GlobalSim simulators provide ‘surround’ visuals and many of the simulators feature a custom-made motion base to provide accurate motion cues
Naturally, GlobalSim’s accurate training systems and simulators are appreciated by its clientele. Aside from training, their simulation technology has even been used to analyze an accident that had occurred at a client’s job site. The scenario was replicated and the cause of the accident was determined. The operators were trained accordingly to avoid such accidents in the future.
Moving forward GlobalSim faces an opportunity and a challenge with Virtual Reality (VR) technology. “We had been testing the technology for years, but the quality and fidelity of VR technology just wasn’t ready for our simulators” says McCurdy, referring to the research and development that his team conducted before releasing their first Virtual Reality simulator. “Virtual Reality had been receiving a lot of press because of its popularity in the gaming world - but our standards for accuracy in the world of training simulation are much higher than they are for gaming.
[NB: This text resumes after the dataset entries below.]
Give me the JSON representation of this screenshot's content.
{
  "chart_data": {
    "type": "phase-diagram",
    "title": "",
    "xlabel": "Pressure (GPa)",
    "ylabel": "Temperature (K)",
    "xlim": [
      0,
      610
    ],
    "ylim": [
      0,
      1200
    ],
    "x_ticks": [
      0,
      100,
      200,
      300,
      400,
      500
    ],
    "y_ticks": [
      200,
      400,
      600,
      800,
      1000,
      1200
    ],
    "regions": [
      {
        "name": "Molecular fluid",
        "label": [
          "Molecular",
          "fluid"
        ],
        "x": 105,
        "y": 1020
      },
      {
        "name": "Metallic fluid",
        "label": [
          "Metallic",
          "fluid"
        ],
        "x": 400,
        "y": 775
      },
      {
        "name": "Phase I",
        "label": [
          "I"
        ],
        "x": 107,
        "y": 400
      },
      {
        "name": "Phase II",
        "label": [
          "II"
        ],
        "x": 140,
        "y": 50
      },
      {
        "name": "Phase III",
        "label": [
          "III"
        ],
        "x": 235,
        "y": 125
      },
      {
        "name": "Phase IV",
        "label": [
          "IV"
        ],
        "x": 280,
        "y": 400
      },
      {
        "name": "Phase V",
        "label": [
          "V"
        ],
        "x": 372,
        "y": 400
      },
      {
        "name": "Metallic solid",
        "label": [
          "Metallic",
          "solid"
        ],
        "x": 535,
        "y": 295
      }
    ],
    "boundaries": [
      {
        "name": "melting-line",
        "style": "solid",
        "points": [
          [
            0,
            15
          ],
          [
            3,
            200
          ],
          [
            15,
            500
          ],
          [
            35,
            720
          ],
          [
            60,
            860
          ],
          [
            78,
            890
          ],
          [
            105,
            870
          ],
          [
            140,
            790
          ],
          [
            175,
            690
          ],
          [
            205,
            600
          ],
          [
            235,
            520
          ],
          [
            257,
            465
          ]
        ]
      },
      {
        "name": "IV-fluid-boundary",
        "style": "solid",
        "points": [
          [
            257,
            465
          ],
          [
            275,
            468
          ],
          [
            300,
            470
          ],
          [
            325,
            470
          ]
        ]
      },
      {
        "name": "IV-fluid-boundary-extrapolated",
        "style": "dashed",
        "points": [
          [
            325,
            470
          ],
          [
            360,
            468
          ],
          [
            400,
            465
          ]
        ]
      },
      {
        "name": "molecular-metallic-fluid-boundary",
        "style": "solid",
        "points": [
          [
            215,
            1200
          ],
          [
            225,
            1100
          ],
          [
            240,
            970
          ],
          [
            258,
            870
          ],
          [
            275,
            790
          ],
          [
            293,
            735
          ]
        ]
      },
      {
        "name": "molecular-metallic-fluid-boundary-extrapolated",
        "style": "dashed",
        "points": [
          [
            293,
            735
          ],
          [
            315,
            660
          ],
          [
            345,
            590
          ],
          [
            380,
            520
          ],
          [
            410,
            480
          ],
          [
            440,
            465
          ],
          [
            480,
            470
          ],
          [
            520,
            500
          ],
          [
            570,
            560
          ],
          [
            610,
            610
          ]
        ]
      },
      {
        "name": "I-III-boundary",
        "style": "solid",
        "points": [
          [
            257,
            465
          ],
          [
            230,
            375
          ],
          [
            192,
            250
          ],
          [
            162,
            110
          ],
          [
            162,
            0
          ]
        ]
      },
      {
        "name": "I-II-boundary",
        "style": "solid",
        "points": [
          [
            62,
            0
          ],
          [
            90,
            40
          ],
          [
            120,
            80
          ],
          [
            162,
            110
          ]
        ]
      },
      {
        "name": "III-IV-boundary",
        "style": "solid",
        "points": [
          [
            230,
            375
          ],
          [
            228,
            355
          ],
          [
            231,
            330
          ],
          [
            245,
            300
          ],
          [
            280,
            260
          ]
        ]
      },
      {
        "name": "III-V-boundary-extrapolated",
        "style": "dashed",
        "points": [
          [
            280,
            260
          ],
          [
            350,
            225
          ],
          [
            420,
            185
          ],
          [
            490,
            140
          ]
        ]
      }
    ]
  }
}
We simply weren’t going to risk releasing an inferior product.”
In fall of 2016 that all changed, as GlobalSim released its first-ever VR simulator. Since the release of GlobalSim’s VR system one year ago, the company has sold and installed a number of systems to clients in Europe and North America. “Our software engineers have worked tirelessly on VR and we’re committed to staying on the cutting edge of this technology” says McCurdy. “Once you put on the headset and experience a VR simulator – you realize how this technology can be used to provide superior training experience – the realism and depth perception is amazing!” As GlobalSim wraps up 2017, McCurdy insists the company will continue to upgrade and enhance their traditional systems while offering more VR simulators. McCurdy concludes “Simulation technology has come a long ways since those days of playing the flight simulator game on your PC.”